East Austin’s Deborah Roberts Comes Home with Her First Solo Texas Exhibition

Deborah Roberts, Little man, little man, 2020. Collage printed on weather-resistant vinyl.

Deborah Roberts got her start as an artist painting scenes from her life “in our own little bubble in East Austin.” Now, she is an internationally renowned artist who counts Beyoncé and Jay-Z among her fans — and she’s coming back to Austin this January with her first solo exhibition in a Texas museum.

Austin native Deborah Roberts

Deborah Roberts: I’m will be featured at The Contemporary Austin – Jones Center on Congress Ave beginning January 2021. Consistent with Roberts’ style, I’m is a mixed media series that examines societal pressures, projected images of beauty or masculinity, and the violence of American racism through the eyes of the most vulnerable population in America: Black children. 

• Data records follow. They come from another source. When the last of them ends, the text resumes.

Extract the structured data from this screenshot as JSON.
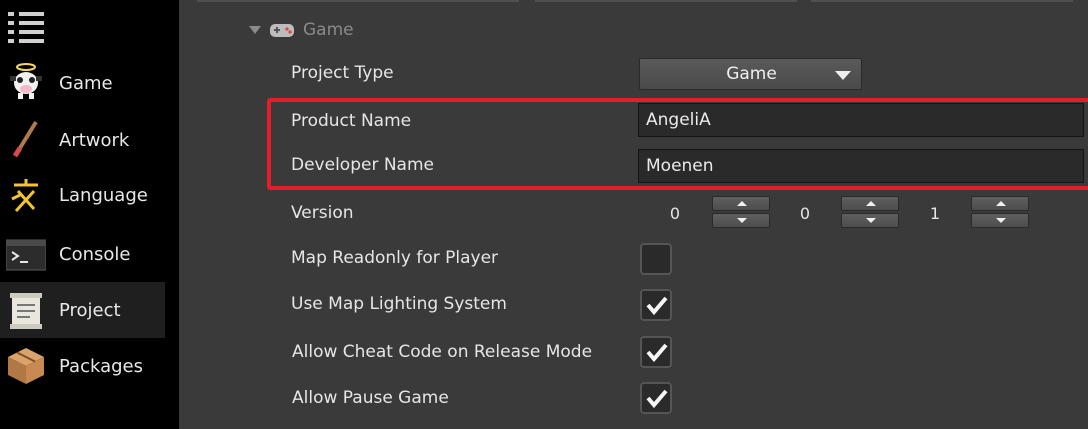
{
  "sidebar": {
    "items": [
      {
        "label": "Game",
        "icon": "cow-icon"
      },
      {
        "label": "Artwork",
        "icon": "paintbrush-icon"
      },
      {
        "label": "Language",
        "icon": "language-glyph-icon"
      },
      {
        "label": "Console",
        "icon": "terminal-icon"
      },
      {
        "label": "Project",
        "icon": "scroll-icon",
        "active": true
      },
      {
        "label": "Packages",
        "icon": "crate-icon"
      }
    ]
  },
  "section": {
    "title": "Game",
    "icon": "gamepad-icon"
  },
  "fields": {
    "project_type": {
      "label": "Project Type",
      "value": "Game"
    },
    "product_name": {
      "label": "Product Name",
      "value": "AngeliA"
    },
    "developer_name": {
      "label": "Developer Name",
      "value": "Moenen"
    },
    "version": {
      "label": "Version",
      "major": "0",
      "minor": "0",
      "patch": "1"
    },
    "map_readonly": {
      "label": "Map Readonly for Player",
      "checked": false
    },
    "map_lighting": {
      "label": "Use Map Lighting System",
      "checked": true
    },
    "cheat_code": {
      "label": "Allow Cheat Code on Release Mode",
      "checked": true
    },
    "pause_game": {
      "label": "Allow Pause Game",
      "checked": true
    }
  },
  "colors": {
    "highlight": "#e21e2a",
    "panel_bg": "#3a3a3a",
    "sidebar_bg": "#000000"
  }
}
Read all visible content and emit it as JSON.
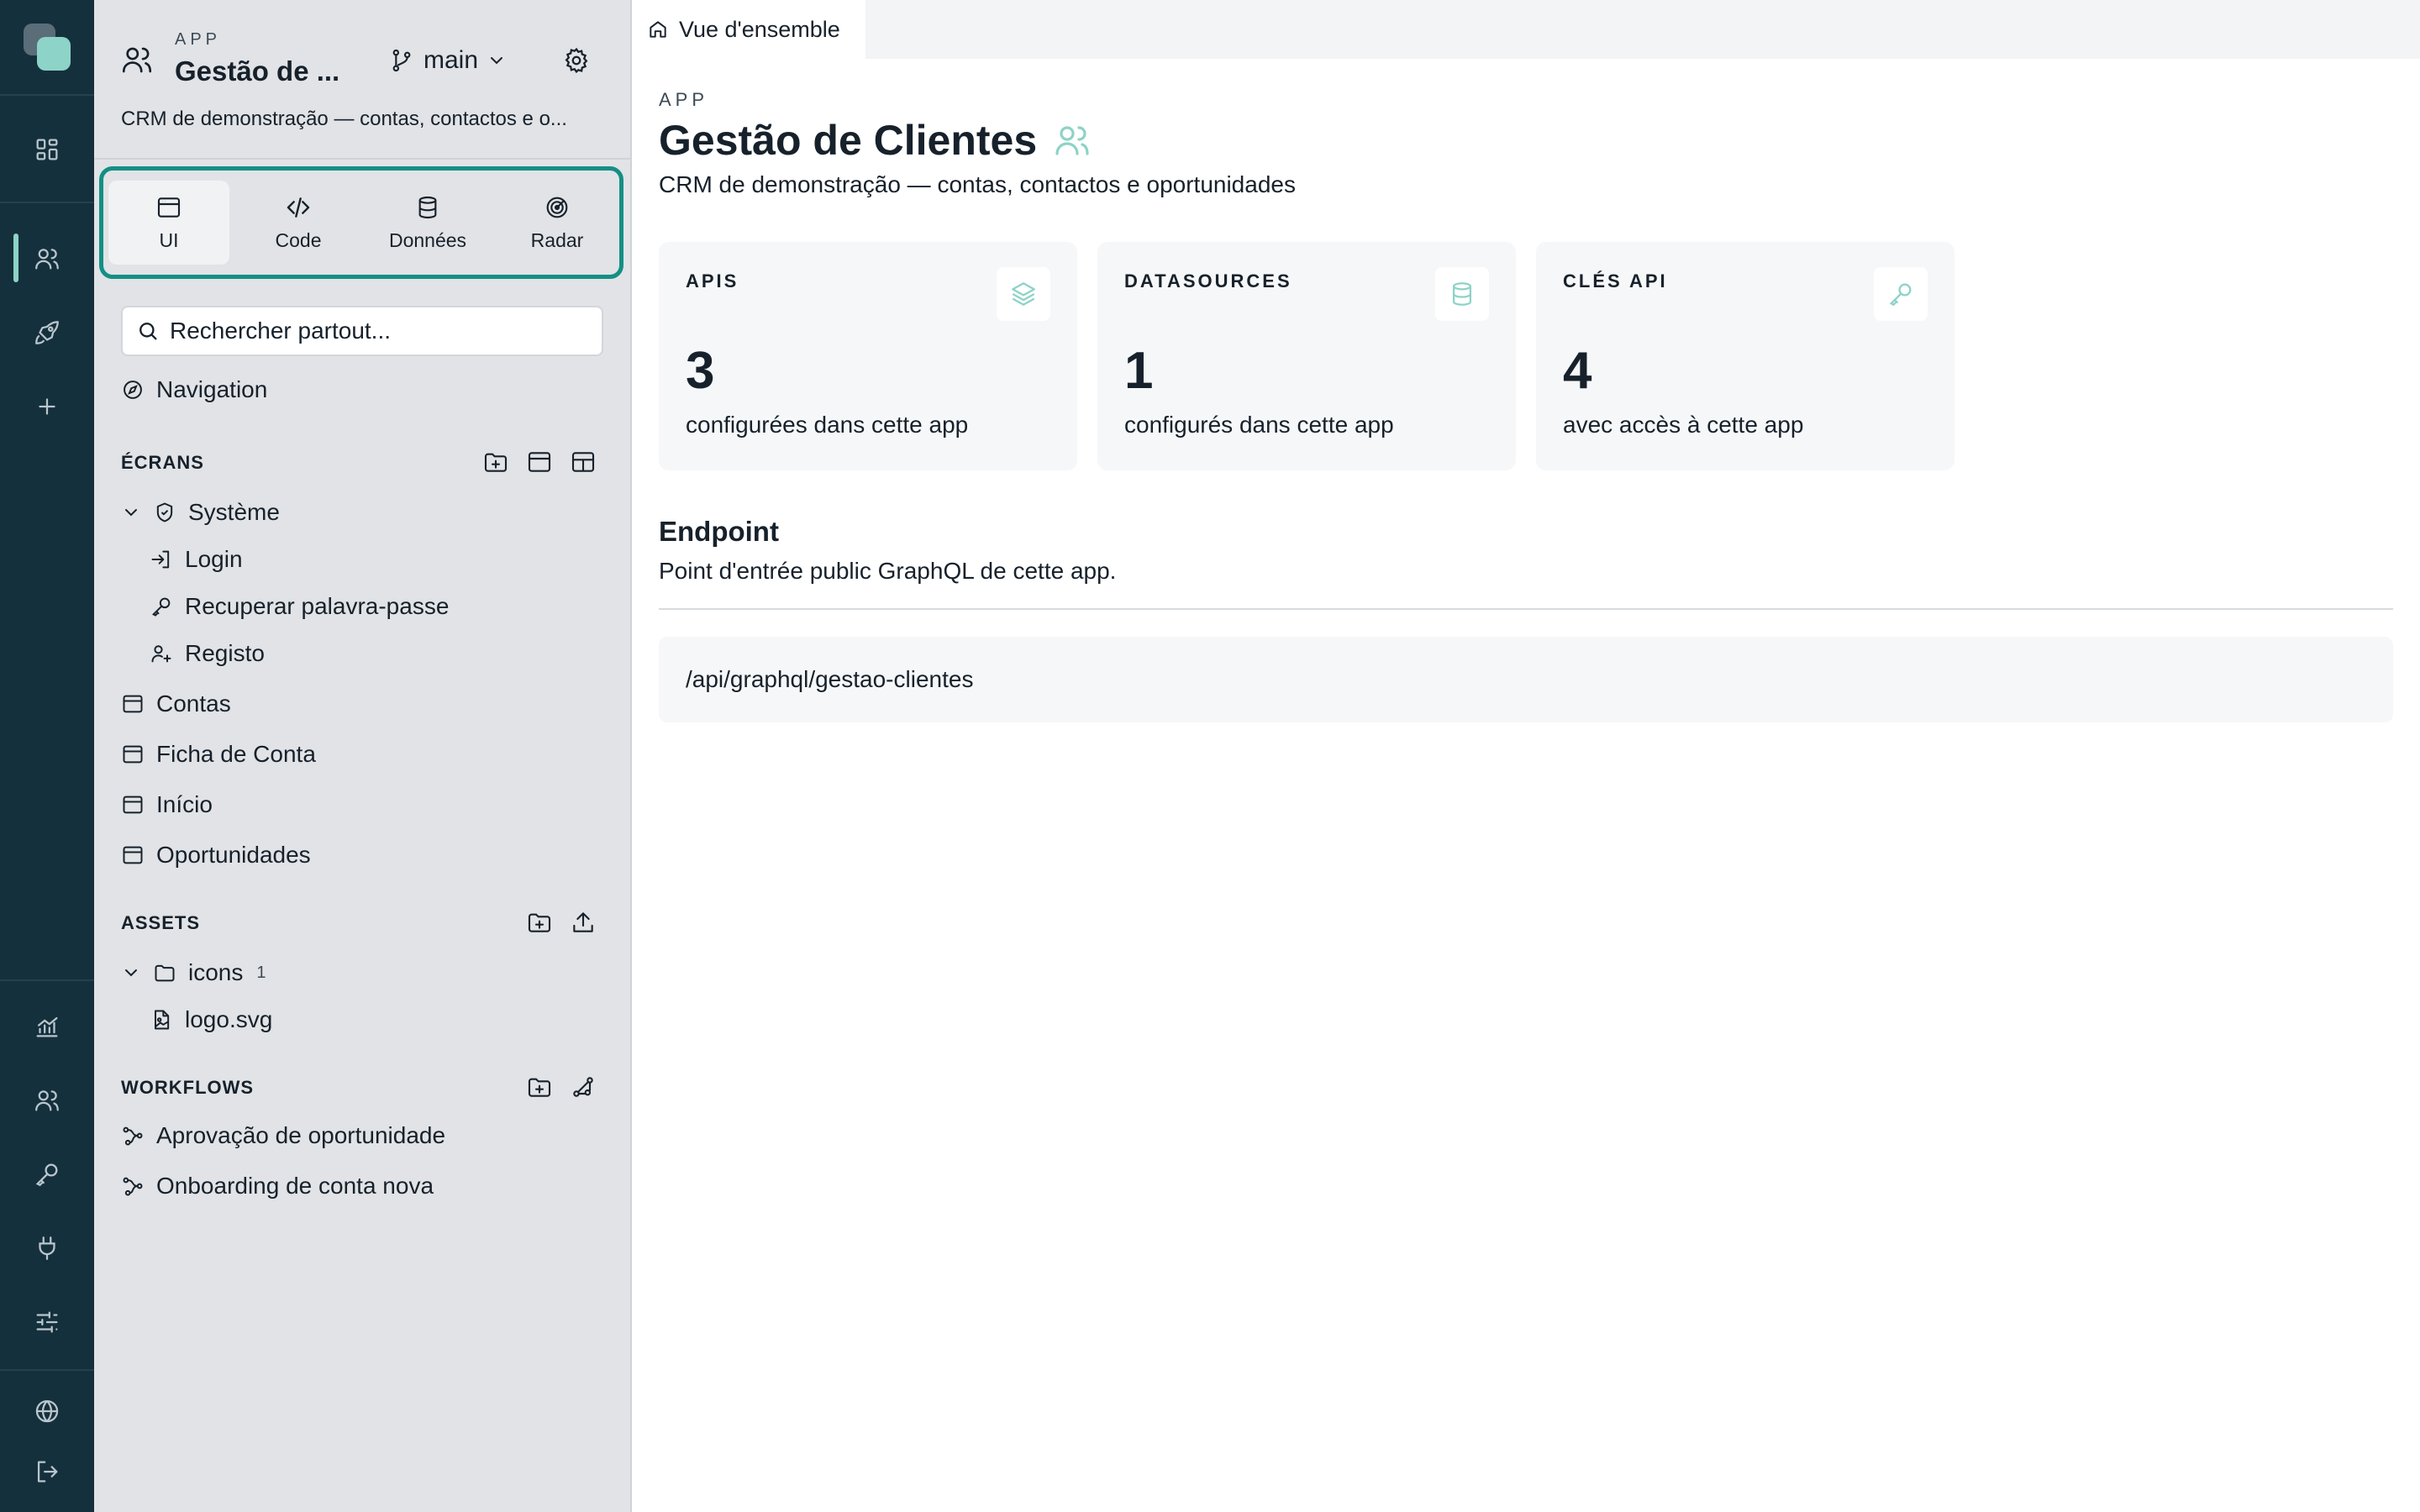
{
  "sidebar": {
    "kicker": "APP",
    "app_name": "Gestão de ...",
    "branch": "main",
    "description": "CRM de demonstração — contas, contactos e o...",
    "tabs": [
      {
        "label": "UI",
        "icon": "window-icon",
        "active": true
      },
      {
        "label": "Code",
        "icon": "code-icon",
        "active": false
      },
      {
        "label": "Données",
        "icon": "database-icon",
        "active": false
      },
      {
        "label": "Radar",
        "icon": "radar-icon",
        "active": false
      }
    ],
    "search_placeholder": "Rechercher partout...",
    "navigation_label": "Navigation",
    "screens": {
      "label": "ÉCRANS",
      "group": {
        "label": "Système",
        "children": [
          "Login",
          "Recuperar palavra-passe",
          "Registo"
        ]
      },
      "items": [
        "Contas",
        "Ficha de Conta",
        "Início",
        "Oportunidades"
      ]
    },
    "assets": {
      "label": "ASSETS",
      "folder": "icons",
      "folder_count": "1",
      "files": [
        "logo.svg"
      ]
    },
    "workflows": {
      "label": "WORKFLOWS",
      "items": [
        "Aprovação de oportunidade",
        "Onboarding de conta nova"
      ]
    }
  },
  "topbar": {
    "tab_label": "Vue d'ensemble"
  },
  "main": {
    "kicker": "APP",
    "title": "Gestão de Clientes",
    "subtitle": "CRM de demonstração — contas, contactos e oportunidades",
    "cards": [
      {
        "label": "APIS",
        "value": "3",
        "caption": "configurées dans cette app",
        "icon": "layers-icon"
      },
      {
        "label": "DATASOURCES",
        "value": "1",
        "caption": "configurés dans cette app",
        "icon": "database-icon"
      },
      {
        "label": "CLÉS API",
        "value": "4",
        "caption": "avec accès à cette app",
        "icon": "key-icon"
      }
    ],
    "endpoint": {
      "title": "Endpoint",
      "subtitle": "Point d'entrée public GraphQL de cette app.",
      "path": "/api/graphql/gestao-clientes"
    }
  },
  "colors": {
    "rail_bg": "#15303d",
    "accent": "#8dd3c7",
    "focus_border": "#148f84",
    "panel_bg": "#e1e3e6"
  }
}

I’ve always advocated this notion that people didn’t really see black people – who we really are

“I’ve always advocated this notion that people didn’t really see black people – who we really are,” Roberts said in a 2018 interview for SoulCiti. Her hope, she intimated in an interview for her exhibition at the Spelman College Museum of Fine Art, is for audiences to see the vulnerability, strength, beauty and humanity of Black people through her portrayals. 

“If you can find yourself in (these faces), then you can see and embrace your own humanity. Once you see me as human, then we can coexist equally. That’s the basis of the work,” she said at the time.

I’m will appear at the Jones Center as part of the museum’s participation in the Feminist Art Coalition, which seeks to generate cultural awareness of feminist thought, experience and action while making a public commitment to social justice and structural change. Originally scheduled to open September 2020, the exhibition was postponed, allowing Roberts time to incorporate themes inspired by the murders of George Floyd, Breonna Taylor, Javier Ambler and countless others at the hands of police, the resurgence of the Black Lives Matter movement and the continuing impact of racism on Black Americans into her work. 

In a Coffee Chat hosted by Big Medium this July, Roberts told fellow artist Betelhem Makonnen, “It’s really hard to use (a child’s) body in relationship to violence and people displacing them and seeing them as invisible. So I really had to think about how I was going to do that —- what was the best way to talk about looting and rioting and racial protesting and being Black and being seen but not seen using children?” 

She said she hopes her first solo hometown exhibition helps people to unpack the importance of the times we’re currently living in, and to see the humanity of Black people in this country. “Why when Black people peacefully protest and some people start to loot and riot because of the anger and the frustration that has been building and building and it explodes that they’re seen as animals and creatures? Why are they not seen as people who are frustrated, because they’re tired of hitting their head up against the wall and getting nothing out of it, turning the other cheek over and over,” she asked. 


I’m will be on exhibit at the Jones Center downtown January 23 – August 15, 2021. Austinites can see her accompanying mural, Little man, little man, named for James Baldwin’s 1976 children’s book, now flanking the outside of the Jones Center. Her work is also on display locally at the Blanton Museum on the UT Campus.